Why is turquoise one of the most popular and valuable semiprecious stones in today’s jewelry market? One reason is its color which varies from almost white to intense green to greenish blue to sky blue.
Another reason is that it looks great in multiple settings from casual to elegant. Almost all deposits of turquoise in the United States are found in volcanic hydrothermal desert regions like Arizona and Nevada within 180 feet of the surface.
High quality untreated turquoise is rare. Most turquoise bought today will be treated with a generally accepted process called turquoise stabilization. In the stabilization process, nuggets are dried and then an epoxy is forced into the stone under intense pressure. The treated turquoise is sealed and allowed to dry slowly. The epoxy heightens color and makes the stone harder. Stabilized turquoise can be cut and polished as well or better than natural turquoise.
Be cautious because turquoise has been faked for centuries. Blue resin can be made to look like turquoise but you can tell if it’s fake by touching it with a hot needle. It will burn and give off a plastic odor. Also, it’s much lighter in weight. There are other minerals that can be made to look like turquoise. The best example is howlite stone with spider web veins like the one in the photo.

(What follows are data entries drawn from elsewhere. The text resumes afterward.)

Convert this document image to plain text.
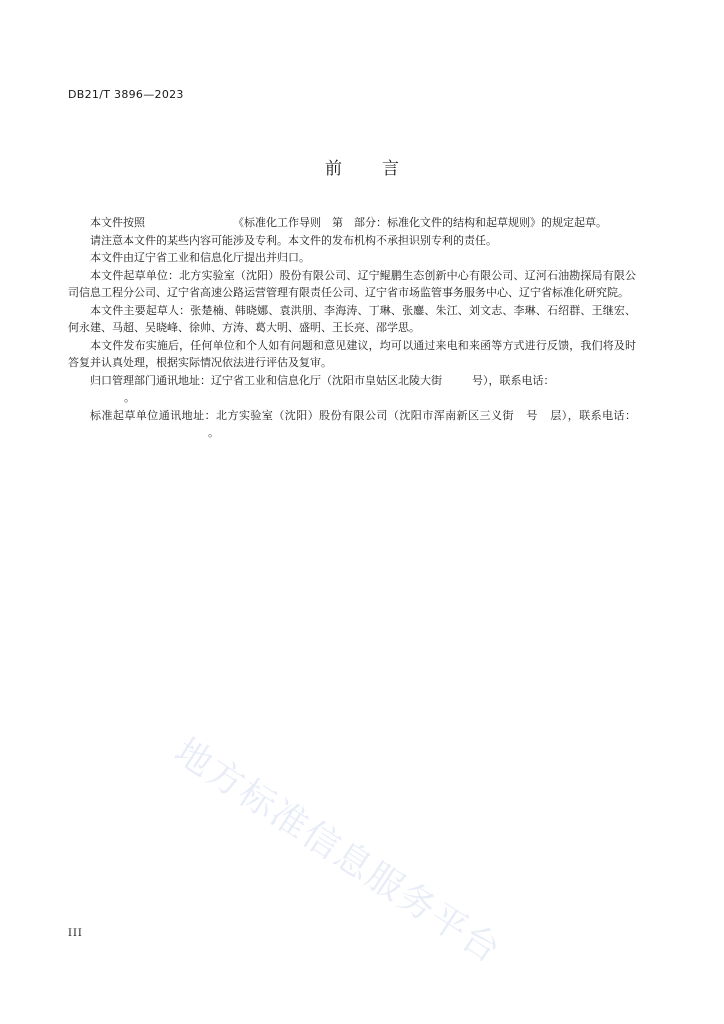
DB21/T 3896—2023
前言

本文件按照	《标准化工作导则　第 部分：标准化文件的结构和起草规则》的规定起草。

请注意本文件的某些内容可能涉及专利。本文件的发布机构不承担识别专利的责任。

本文件由辽宁省工业和信息化厅提出并归口。

本文件起草单位：北方实验室（沈阳）股份有限公司、辽宁鲲鹏生态创新中心有限公司、辽河石油勘探局有限公司信息工程分公司、辽宁省高速公路运营管理有限责任公司、辽宁省市场监管事务服务中心、辽宁省标准化研究院。

本文件主要起草人：张楚楠、韩晓娜、袁洪朋、李海涛、丁琳、张鏖、朱江、刘文志、李琳、石绍群、王继宏、何永建、马超、吴晓峰、徐帅、方涛、葛大明、盛明、王长亮、邵学思。

本文件发布实施后，任何单位和个人如有问题和意见建议，均可以通过来电和来函等方式进行反馈，我们将及时答复并认真处理，根据实际情况依法进行评估及复审。

归口管理部门通讯地址：辽宁省工业和信息化厅（沈阳市皇姑区北陵大街	号），联系电话：
。

标准起草单位通讯地址：北方实验室（沈阳）股份有限公司（沈阳市浑南新区三义街 号 层），联系电话：。

地方标准信息服务平台
III
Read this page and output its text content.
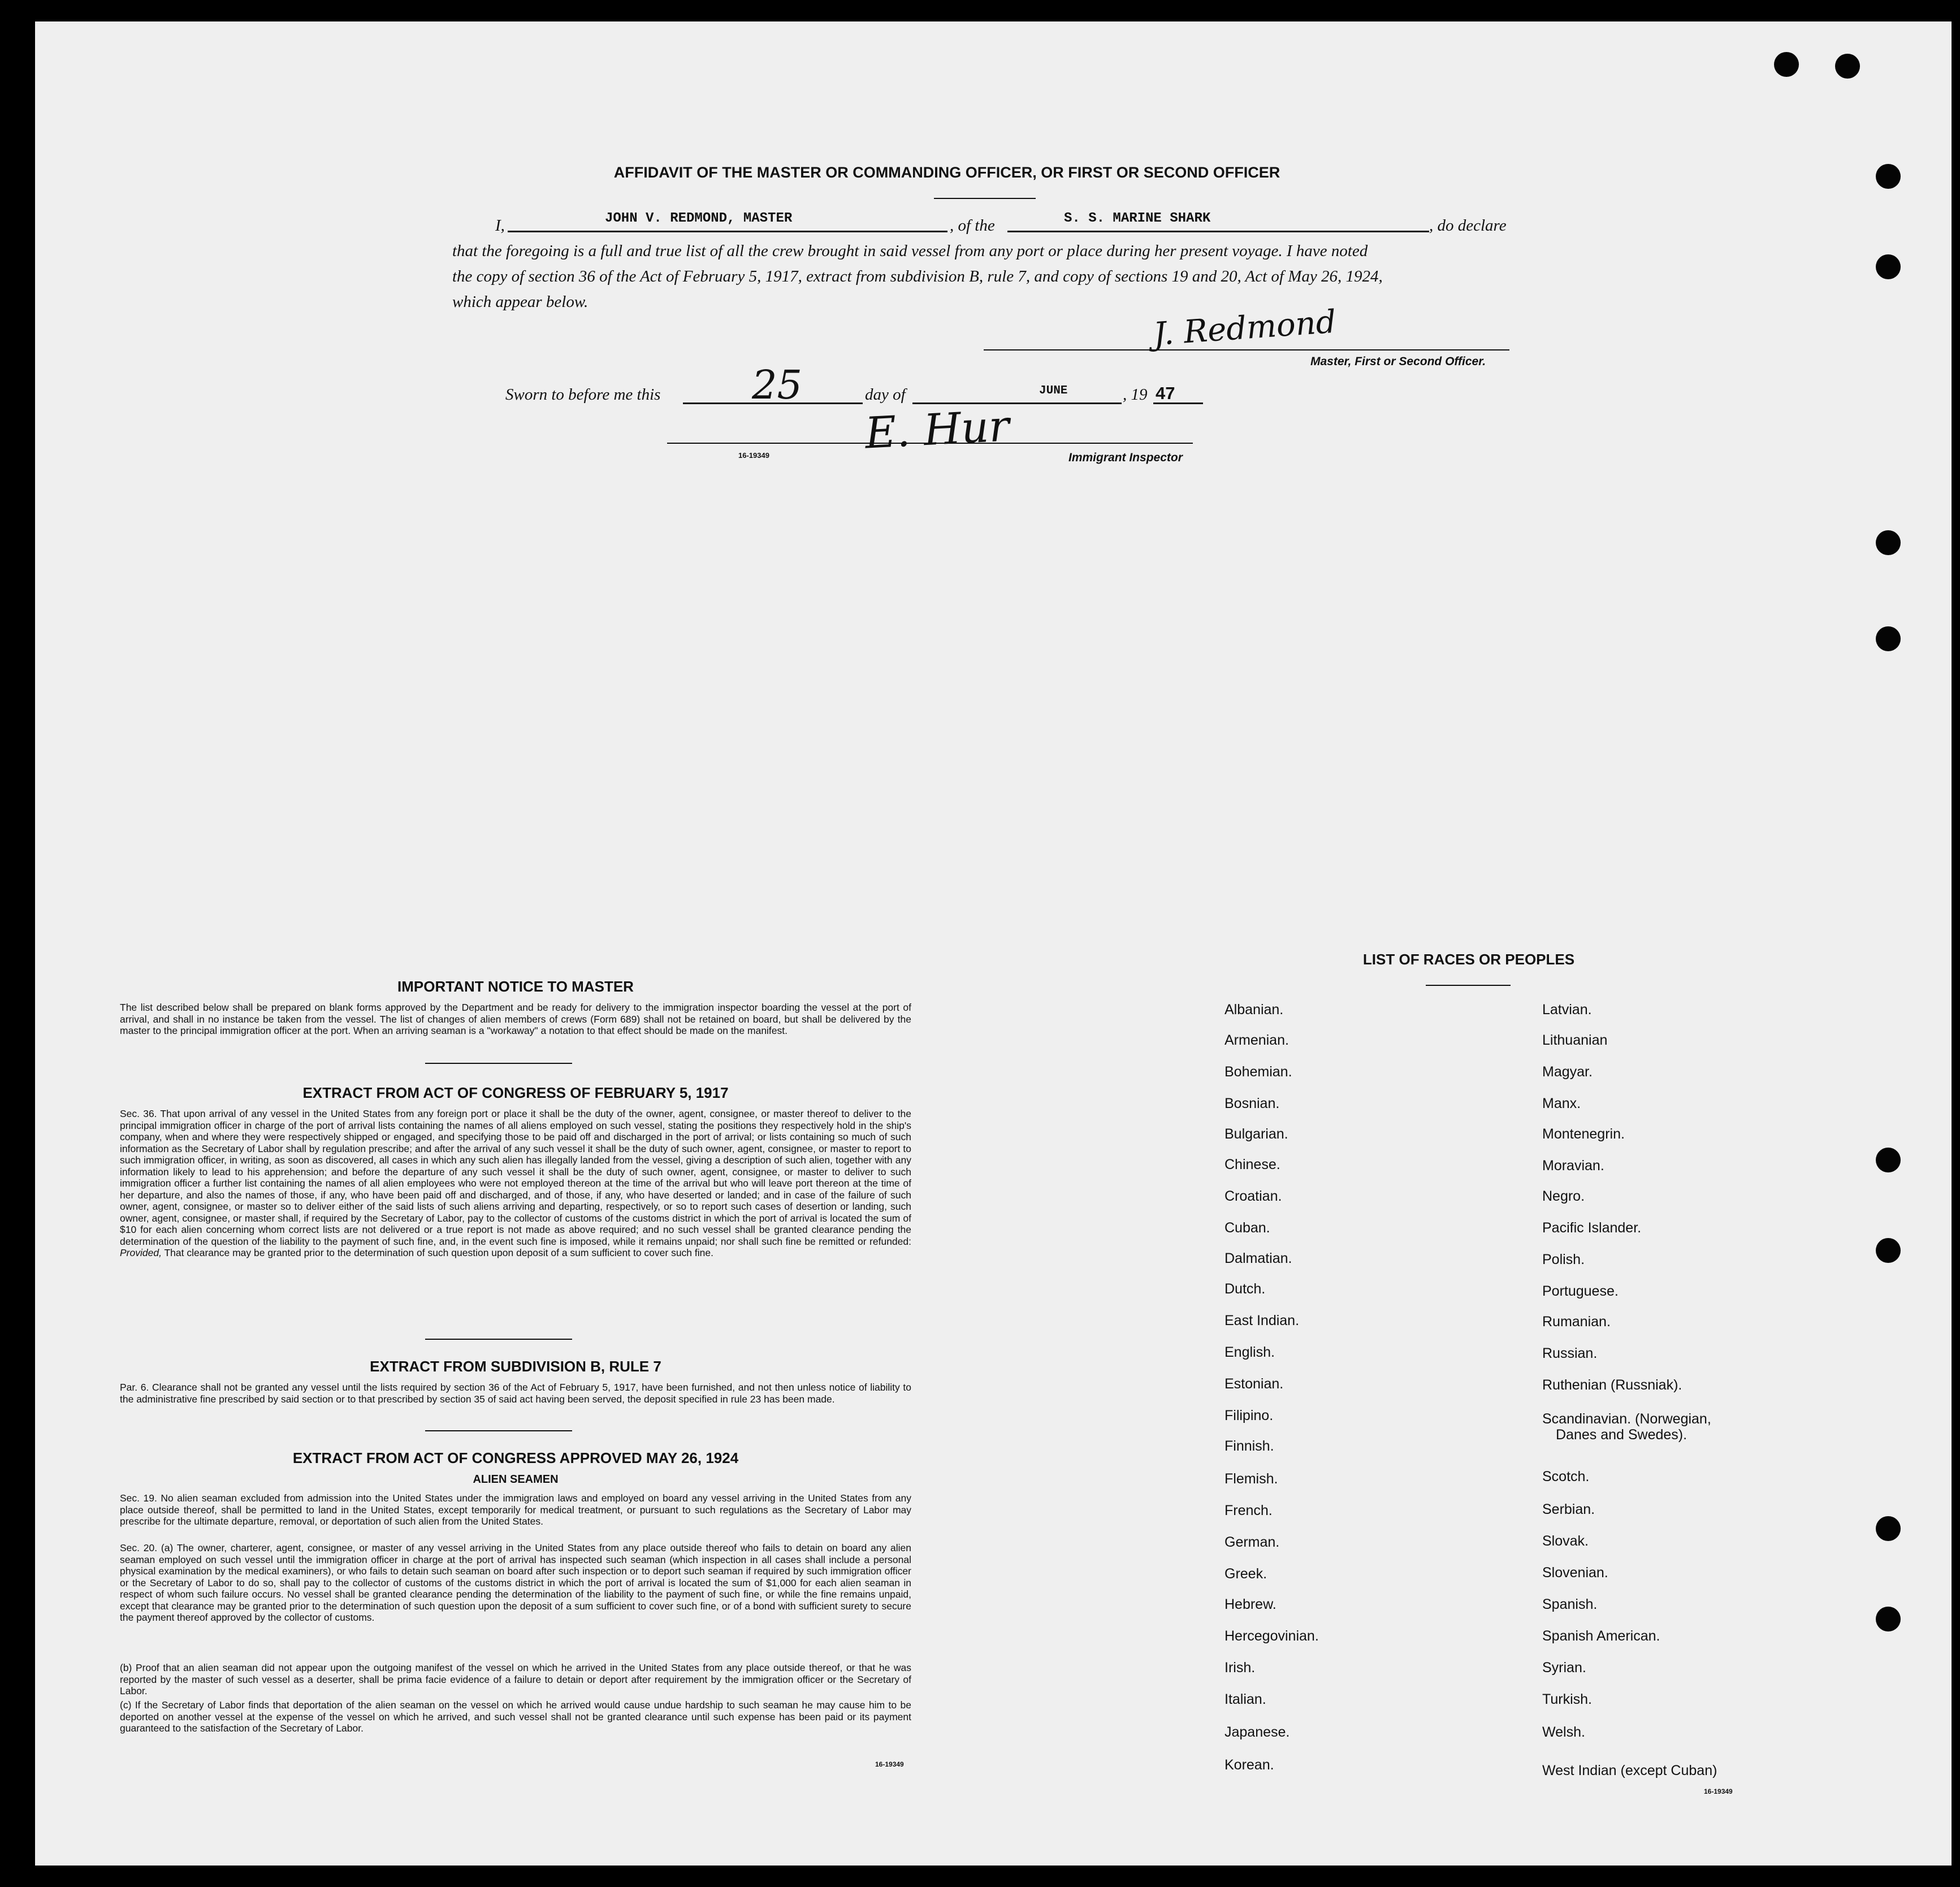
AFFIDAVIT OF THE MASTER OR COMMANDING OFFICER, OR FIRST OR SECOND OFFICER
I,	JOHN V. REDMOND, MASTER	, of the	S. S. MARINE SHARK	, do declare
that the foregoing is a full and true list of all the crew brought in said vessel from any port or place during her present voyage. I have noted
the copy of section 36 of the Act of February 5, 1917, extract from subdivision B, rule 7, and copy of sections 19 and 20, Act of May 26, 1924,
which appear below.
J. Redmond
Master, First or Second Officer.
Sworn to before me this 25	day of	JUNE	, 19 47
E. Hur
16-19349	Immigrant Inspector
IMPORTANT NOTICE TO MASTER
The list described below shall be prepared on blank forms approved by the Department and be ready for delivery to the immigration inspector boarding the vessel at the port of arrival, and shall in no instance be taken from the vessel. The list of changes of alien members of crews (Form 689) shall not be retained on board, but shall be delivered by the master to the principal immigration officer at the port. When an arriving seaman is a "workaway" a notation to that effect should be made on the manifest.
EXTRACT FROM ACT OF CONGRESS OF FEBRUARY 5, 1917
Sec. 36. That upon arrival of any vessel in the United States from any foreign port or place it shall be the duty of the owner, agent, consignee, or master thereof to deliver to the principal immigration officer in charge of the port of arrival lists containing the names of all aliens employed on such vessel, stating the positions they respectively hold in the ship's company, when and where they were respectively shipped or engaged, and specifying those to be paid off and discharged in the port of arrival; or lists containing so much of such information as the Secretary of Labor shall by regulation prescribe; and after the arrival of any such vessel it shall be the duty of such owner, agent, consignee, or master to report to such immigration officer, in writing, as soon as discovered, all cases in which any such alien has illegally landed from the vessel, giving a description of such alien, together with any information likely to lead to his apprehension; and before the departure of any such vessel it shall be the duty of such owner, agent, consignee, or master to deliver to such immigration officer a further list containing the names of all alien employees who were not employed thereon at the time of the arrival but who will leave port thereon at the time of her departure, and also the names of those, if any, who have been paid off and discharged, and of those, if any, who have deserted or landed; and in case of the failure of such owner, agent, consignee, or master so to deliver either of the said lists of such aliens arriving and departing, respectively, or so to report such cases of desertion or landing, such owner, agent, consignee, or master shall, if required by the Secretary of Labor, pay to the collector of customs of the customs district in which the port of arrival is located the sum of $10 for each alien concerning whom correct lists are not delivered or a true report is not made as above required; and no such vessel shall be granted clearance pending the determination of the question of the liability to the payment of such fine, and, in the event such fine is imposed, while it remains unpaid; nor shall such fine be remitted or refunded: Provided, That clearance may be granted prior to the determination of such question upon deposit of a sum sufficient to cover such fine.
EXTRACT FROM SUBDIVISION B, RULE 7
Par. 6. Clearance shall not be granted any vessel until the lists required by section 36 of the Act of February 5, 1917, have been furnished, and not then unless notice of liability to the administrative fine prescribed by said section or to that prescribed by section 35 of said act having been served, the deposit specified in rule 23 has been made.
EXTRACT FROM ACT OF CONGRESS APPROVED MAY 26, 1924
ALIEN SEAMEN
Sec. 19. No alien seaman excluded from admission into the United States under the immigration laws and employed on board any vessel arriving in the United States from any place outside thereof, shall be permitted to land in the United States, except temporarily for medical treatment, or pursuant to such regulations as the Secretary of Labor may prescribe for the ultimate departure, removal, or deportation of such alien from the United States.
Sec. 20. (a) The owner, charterer, agent, consignee, or master of any vessel arriving in the United States from any place outside thereof who fails to detain on board any alien seaman employed on such vessel until the immigration officer in charge at the port of arrival has inspected such seaman (which inspection in all cases shall include a personal physical examination by the medical examiners), or who fails to detain such seaman on board after such inspection or to deport such seaman if required by such immigration officer or the Secretary of Labor to do so, shall pay to the collector of customs of the customs district in which the port of arrival is located the sum of $1,000 for each alien seaman in respect of whom such failure occurs. No vessel shall be granted clearance pending the determination of the liability to the payment of such fine, or while the fine remains unpaid, except that clearance may be granted prior to the determination of such question upon the deposit of a sum sufficient to cover such fine, or of a bond with sufficient surety to secure the payment thereof approved by the collector of customs.
(b) Proof that an alien seaman did not appear upon the outgoing manifest of the vessel on which he arrived in the United States from any place outside thereof, or that he was reported by the master of such vessel as a deserter, shall be prima facie evidence of a failure to detain or deport after requirement by the immigration officer or the Secretary of Labor.
(c) If the Secretary of Labor finds that deportation of the alien seaman on the vessel on which he arrived would cause undue hardship to such seaman he may cause him to be deported on another vessel at the expense of the vessel on which he arrived, and such vessel shall not be granted clearance until such expense has been paid or its payment guaranteed to the satisfaction of the Secretary of Labor.
16-19349
LIST OF RACES OR PEOPLES
Albanian.
Armenian.
Bohemian.
Bosnian.
Bulgarian.
Chinese.
Croatian.
Cuban.
Dalmatian.
Dutch.
East Indian.
English.
Estonian.
Filipino.
Finnish.
Flemish.
French.
German.
Greek.
Hebrew.
Hercegovinian.
Irish.
Italian.
Japanese.
Korean.
Latvian.
Lithuanian
Magyar.
Manx.
Montenegrin.
Moravian.
Negro.
Pacific Islander.
Polish.
Portuguese.
Rumanian.
Russian.
Ruthenian (Russniak).
Scandinavian. (Norwegian,
Danes and Swedes).
Scotch.
Serbian.
Slovak.
Slovenian.
Spanish.
Spanish American.
Syrian.
Turkish.
Welsh.
West Indian (except Cuban)
16-19349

It’s softer, lighter, cheaper, more common and can be dyed to look exactly like turquoise. If you can see white inside of a bead’s hole, it’s most likely howlite.
Take care of your beautiful turquoise by cleaning it occasionally with mild soap and warm water. Inks, cloth dyes, fruits, and oily skin can stain your turquoise. Extended exposure in strong sunshine may cause cracks and color fading. Never store your turquoise in an airtight package because it can loose its luster.
Now for the hard question. How do you keep the fabulous sterling setting highly polished while allowing air to the turquoise? Any ideas? My silver always seems to need polishing.